Kuri, la tormenta, el timón y el azar | Querétaro

Kuri, la tormenta, el timón y el azar

Víctor López Jaramillo

El gobernador Mauricio Kuri dijo en su Primer Informe de Gobierno que planea llevar a Querétaro al siguiente nivel y a un futuro promisorio; sin embargo, para excusarse de sus fallos en su primer año de administración repite los mismos paradigmas que un presidente priista de hace 40 años. Así no hay forma de llegar al siguiente nivel, sea lo que sea que eso signifique. 

Del “Soy responsable del timón, pero no de la tormenta”, de José López Portillo en 1982, al “Desde el minuto uno tuve que enfrentar la adversidad del azar”, de Kuri en 2022, no hay mucha diferencia de nivel: Jolopo y Makugo están cortados por la misma tijera. El priista López Portillo sentenció su famosa frase para eludir así la culpa por sus yerros. Este sábado, Kuri se quejó de su mala suerte. 

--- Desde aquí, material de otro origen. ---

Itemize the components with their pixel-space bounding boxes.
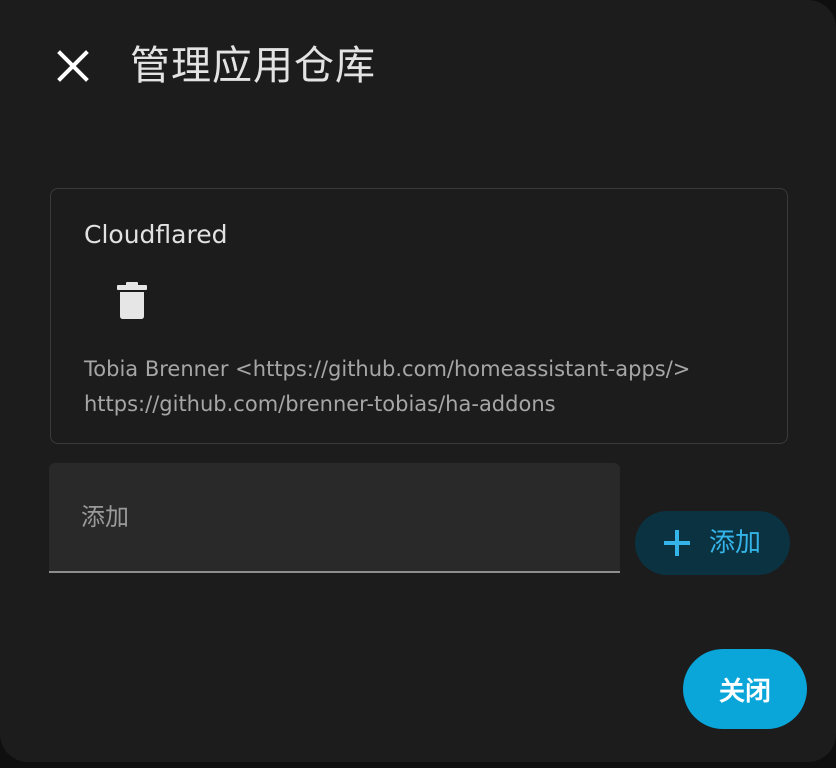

¿Cuáles son las adversidades de las que se queja que no lo han dejado gobernar? A saberlas principales: inundaciones en varios municipios en octubre pasado, descontento ciudadano por pagar reemplacamiento, caída de una trabe en un puente y la que más le duele al gobernador: la trifulca del 5M en el Estadio Corregidora, cuyas imágenes violentas dieron la vuelta al mundo y derrumbaron el mito del Querétaro pacífico y seguro. 

Ninguno de estos problemas que le pesan en su primer año de gobierno es producto de la adversidad del azar sino resultado de la negligencia política y los vicios de la política queretana endogámica. 

Ni las inundaciones son azarosas porque en los últimos 4 sexenios, que coinciden con el desmedido desarrollo urbano de las zonas metropolitanas, en cada época de lluvias la capital se vuelve un caos. Sí, son desgracias naturales, pero en el fondo son políticas y sociales, producto de gobernantes que no han hecho nada por resolver el problema, sólo administrarlo. 

Y ojo, el gobernador no es alguien nuevo en el poder, antes fue alcalde de Corregidora y senador, así que no puede eludir su responsabilidad al ser parte del sistema que le heredó una infraestructura hidráulica obsoleta. 

Tampoco lo del Estadio fue azar, es resultado de la irresponsabilidad de dos funcionarios que prefirieron irse de pesca que hacer su trabajo. Eso es lo malo de contratar a tus cuates que profesionales. Y la trabe no se cayó porque así lo quisiera la Divina Providencia, ya notas periodísticas han mostrado dudas sobre el actuar de esa constructora que el gobierno kurista eligió. 

No es el azar, es la falta de talento político lo que impide que el gobierno de Kuri termine por despegar. Sólo esperemos que en 5 años no llore en su informe final y pida perdón por no haber hecho nada, como lo hizo Jolopo.